I have a couple of points to make, most stem from the diagram but are related to the threat model
- There are no fine grained distinctions for developers (e.g. volunteer vs trusted volunteer/staff vs repo owner). Each of those should have different rights and be able to do different things. e.g. we certainly don't want every single change to be able to create a test environment
- Tangential to the above, both code fetched from the internet and code uploaded in gerrit is inherently unsafe. We should be very clear about communicating that cause otherwise it might lead to people making assumptions. .e.g that means that a LGTM in gerrit isn't enough. It might very well be that some 3rd party repository is compromised and we end up with cryptominers (in either CI or production)
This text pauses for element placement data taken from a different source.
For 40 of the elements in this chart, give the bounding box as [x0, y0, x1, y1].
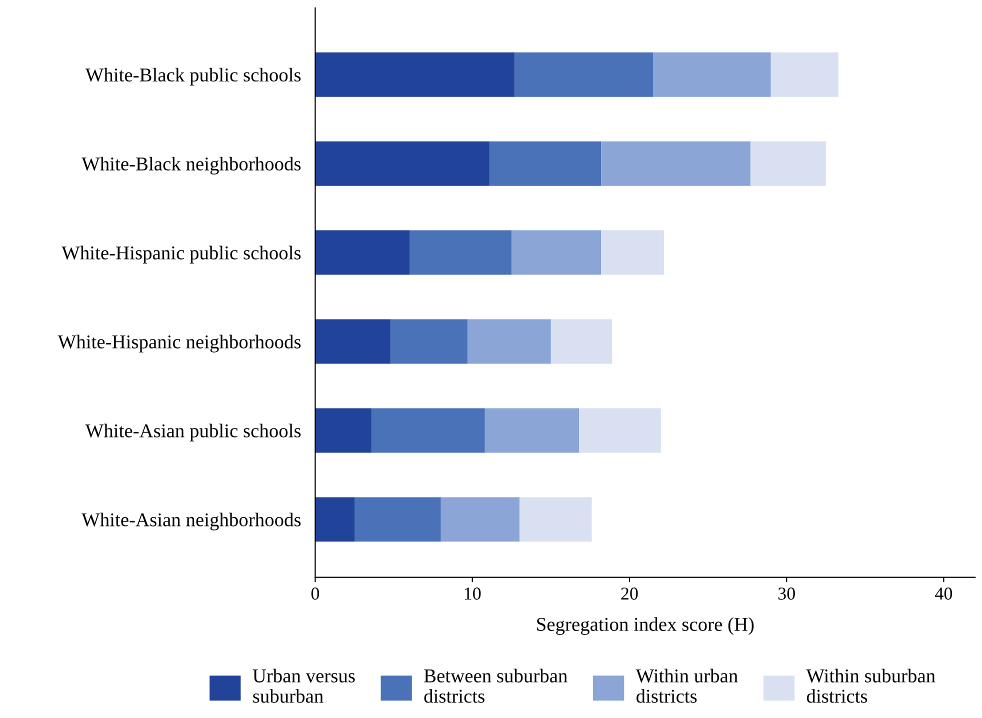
- bar: [315, 52, 515, 97]
- legend-label: Within suburban districts: [806, 668, 936, 703]
- legend-label: Between suburban districts: [424, 668, 568, 703]
- x-tick-label: 20: [621, 588, 638, 600]
- x-tick-label: 0: [311, 588, 320, 600]
- bar: [484, 408, 580, 453]
- bar: [512, 230, 602, 275]
- bar: [519, 497, 592, 542]
- bar: [490, 141, 602, 186]
- legend-label: Within urban districts: [636, 668, 738, 703]
- bar: [315, 408, 372, 453]
- bar: [653, 52, 771, 97]
- x-tick-label: 30: [778, 588, 795, 600]
- bar: [315, 497, 354, 542]
- x-tick-label: 10: [464, 588, 481, 600]
- y-tick-label: White-Black neighborhoods: [82, 156, 301, 175]
- bar: [354, 497, 441, 542]
- bar: [770, 52, 838, 97]
- y-tick-label: White-Asian public schools: [85, 424, 301, 442]
- y-tick-label: White-Hispanic public schools: [62, 246, 301, 264]
- y-tick-label: White-Black public schools: [85, 68, 301, 86]
- bar: [579, 408, 661, 453]
- legend-label: Urban versus suburban: [252, 668, 355, 703]
- y-tick-label: White-Asian neighborhoods: [82, 512, 301, 530]
- bar: [440, 497, 520, 542]
- y-tick-label: White-Hispanic neighborhoods: [58, 334, 301, 352]
- bar: [390, 319, 468, 364]
- bar: [468, 319, 551, 364]
- bar: [315, 230, 410, 275]
- bar: [315, 141, 490, 186]
- bar: [372, 408, 485, 453]
- bar: [601, 230, 664, 275]
- x-tick-label: 40: [935, 588, 952, 600]
- bar: [409, 230, 512, 275]
- bar: [315, 319, 391, 364]
- bar: [550, 319, 612, 364]
- bar: [514, 52, 654, 97]
- bar: [601, 141, 750, 186]
- x-axis-title: Segregation index score (H): [537, 617, 754, 635]
- bar: [750, 141, 826, 186]
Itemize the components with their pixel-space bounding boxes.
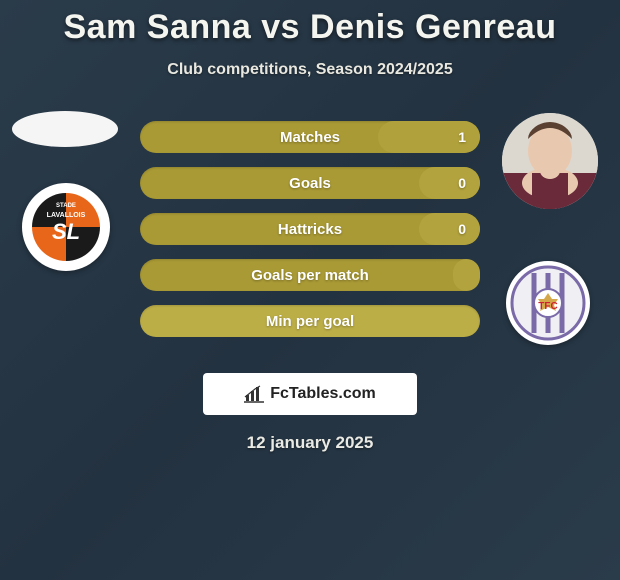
- player-photo-left: [12, 111, 118, 147]
- club-logo-right: TFC: [506, 261, 590, 345]
- stat-label: Hattricks: [278, 221, 342, 238]
- stat-bar-hattricks: Hattricks 0: [140, 213, 480, 245]
- stat-label: Goals: [289, 175, 331, 192]
- stat-value-right: 0: [458, 221, 466, 237]
- page-title: Sam Sanna vs Denis Genreau: [0, 8, 620, 47]
- stat-value-right: 0: [458, 175, 466, 191]
- bar-chart-icon: [244, 385, 264, 403]
- toulouse-fc-icon: TFC: [510, 265, 586, 341]
- stat-bars: Matches 1 Goals 0 Hattricks 0 Goals per …: [140, 121, 480, 351]
- svg-text:TFC: TFC: [538, 301, 557, 312]
- header: Sam Sanna vs Denis Genreau Club competit…: [0, 0, 620, 79]
- stat-label: Min per goal: [266, 313, 354, 330]
- stat-bar-matches: Matches 1: [140, 121, 480, 153]
- stat-label: Goals per match: [251, 267, 369, 284]
- svg-text:STADE: STADE: [56, 203, 76, 209]
- date-text: 12 january 2025: [0, 433, 620, 453]
- stat-bar-goals: Goals 0: [140, 167, 480, 199]
- player-photo-right: [502, 113, 598, 209]
- club-logo-left: STADE LAVALLOIS SL: [22, 183, 110, 271]
- person-photo-icon: [502, 113, 598, 209]
- stat-label: Matches: [280, 129, 340, 146]
- comparison-content: STADE LAVALLOIS SL TFC Matches 1 Goal: [0, 121, 620, 361]
- stat-value-right: 1: [458, 129, 466, 145]
- stat-bar-min-per-goal: Min per goal: [140, 305, 480, 337]
- page-subtitle: Club competitions, Season 2024/2025: [0, 61, 620, 79]
- branding-badge: FcTables.com: [203, 373, 417, 415]
- svg-text:SL: SL: [52, 219, 80, 244]
- svg-text:LAVALLOIS: LAVALLOIS: [47, 212, 86, 219]
- stade-lavallois-icon: STADE LAVALLOIS SL: [26, 187, 106, 267]
- stat-bar-goals-per-match: Goals per match: [140, 259, 480, 291]
- brand-text: FcTables.com: [270, 385, 376, 403]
- There will need to be a way for code to enter that cycle in an embargoed way. Whether that is gerrit private repos or some way to inject code directly in production and bypassing the entire CI/CD is debatable, but we definitely need something. Depending on how we do it we might have to make artifacts non public, which in principle is already a leak.
- It's quite possible that we need the CI web UI and gerrit to interact somehow, either directly or via a agent/bot/something that provides useful information and links to developers. This adds attack vectors of course as that agent/bot/something could be compromised.
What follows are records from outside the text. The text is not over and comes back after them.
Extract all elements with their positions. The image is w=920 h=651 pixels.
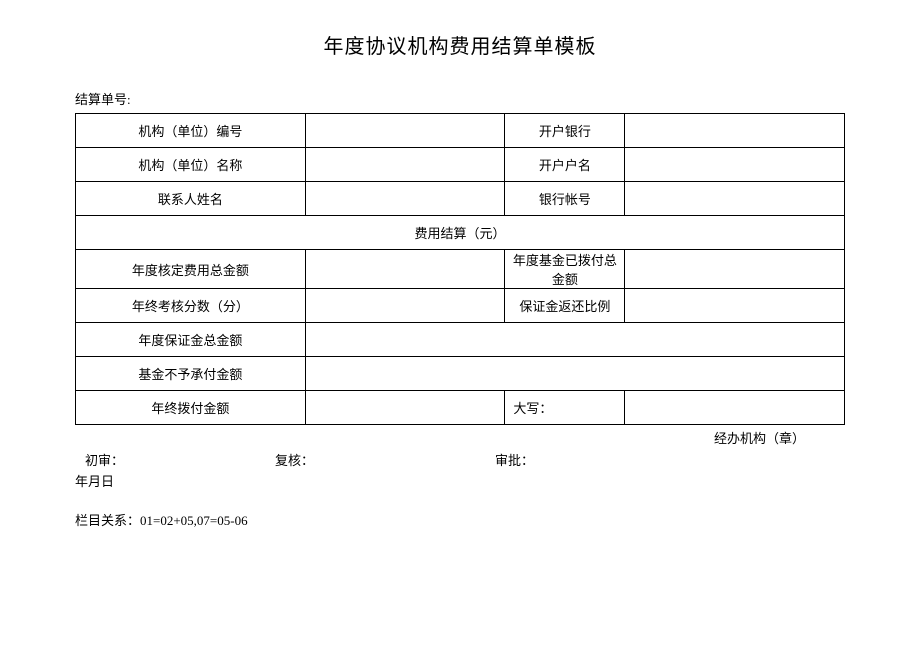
fund-not-paid-label: 基金不予承付金额 bbox=[76, 357, 306, 391]
account-name-value bbox=[625, 148, 845, 182]
date-label: 年月日 bbox=[75, 471, 845, 490]
bank-value bbox=[625, 114, 845, 148]
page-title: 年度协议机构费用结算单模板 bbox=[75, 30, 845, 59]
annual-approved-fee-label: 年度核定费用总金额 bbox=[76, 250, 306, 289]
agency-stamp-label: 经办机构（章） bbox=[75, 428, 845, 447]
year-end-score-value bbox=[305, 289, 505, 323]
bank-account-value bbox=[625, 182, 845, 216]
org-name-label: 机构（单位）名称 bbox=[76, 148, 306, 182]
table-row: 机构（单位）名称 开户户名 bbox=[76, 148, 845, 182]
year-end-payment-value bbox=[305, 391, 505, 425]
year-end-payment-label: 年终拨付金额 bbox=[76, 391, 306, 425]
table-row: 年度保证金总金额 bbox=[76, 323, 845, 357]
signature-row: 初审： 复核： 审批： bbox=[75, 450, 845, 469]
table-row: 年终拨付金额 大写： bbox=[76, 391, 845, 425]
account-name-label: 开户户名 bbox=[505, 148, 625, 182]
deposit-return-ratio-value bbox=[625, 289, 845, 323]
contact-name-label: 联系人姓名 bbox=[76, 182, 306, 216]
org-number-value bbox=[305, 114, 505, 148]
column-relation-label: 栏目关系：01=02+05,07=05-06 bbox=[75, 510, 845, 529]
table-row: 联系人姓名 银行帐号 bbox=[76, 182, 845, 216]
contact-name-value bbox=[305, 182, 505, 216]
settlement-table: 机构（单位）编号 开户银行 机构（单位）名称 开户户名 联系人姓名 银行帐号 费… bbox=[75, 113, 845, 425]
approval-label: 审批： bbox=[495, 450, 695, 469]
bank-account-label: 银行帐号 bbox=[505, 182, 625, 216]
annual-approved-fee-value bbox=[305, 250, 505, 289]
table-row: 年度核定费用总金额 年度基金已拨付总金额 bbox=[76, 250, 845, 289]
bank-label: 开户银行 bbox=[505, 114, 625, 148]
annual-fund-paid-value bbox=[625, 250, 845, 289]
capital-amount-label: 大写： bbox=[505, 391, 625, 425]
table-row: 基金不予承付金额 bbox=[76, 357, 845, 391]
table-row: 年终考核分数（分） 保证金返还比例 bbox=[76, 289, 845, 323]
annual-deposit-total-label: 年度保证金总金额 bbox=[76, 323, 306, 357]
fund-not-paid-value bbox=[305, 357, 844, 391]
table-row: 机构（单位）编号 开户银行 bbox=[76, 114, 845, 148]
settlement-number-label: 结算单号: bbox=[75, 89, 845, 108]
org-name-value bbox=[305, 148, 505, 182]
deposit-return-ratio-label: 保证金返还比例 bbox=[505, 289, 625, 323]
second-review-label: 复核： bbox=[275, 450, 495, 469]
annual-deposit-total-value bbox=[305, 323, 844, 357]
org-number-label: 机构（单位）编号 bbox=[76, 114, 306, 148]
annual-fund-paid-label: 年度基金已拨付总金额 bbox=[505, 250, 625, 289]
first-review-label: 初审： bbox=[75, 450, 275, 469]
section-header-row: 费用结算（元） bbox=[76, 216, 845, 250]
capital-amount-value bbox=[625, 391, 845, 425]
year-end-score-label: 年终考核分数（分） bbox=[76, 289, 306, 323]
fee-settlement-header: 费用结算（元） bbox=[76, 216, 845, 250]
- The distinction between the persistent and the temporary object store is unclear. I get the feeling that they are distinct just because of attack vectors on the temporary one, but it's unclear what those are. We should be adding them.
- It's unclear if the deployment node is automated or user accessible/triggered. Depending on the answer above, it might mean different attack vector and perhaps a need to split it to multiple deployment nodes. e.g. if the deployment node that creates the test environments is user accessible, it could be compromised but that would have no adverse effects into production. Of course in that paradigm, the promotion should be done by a different deployment node
- The list is nice as a start, but it probably should be unified a bit, e.g. the following are currently the same thing essentially.
- Elevate privilege by impersonating SRE/admin on Gerrit, over ssh.
- Elevate privilege by impersonating SRE/admin on Gerrit, over HTTP.
- We need severities. I can start by saying that most denial of service attacks are of low severity (excluding the production node capacity one)
- I find the labels on the arrows not very explanatory. Perhaps action verbs would be more useful?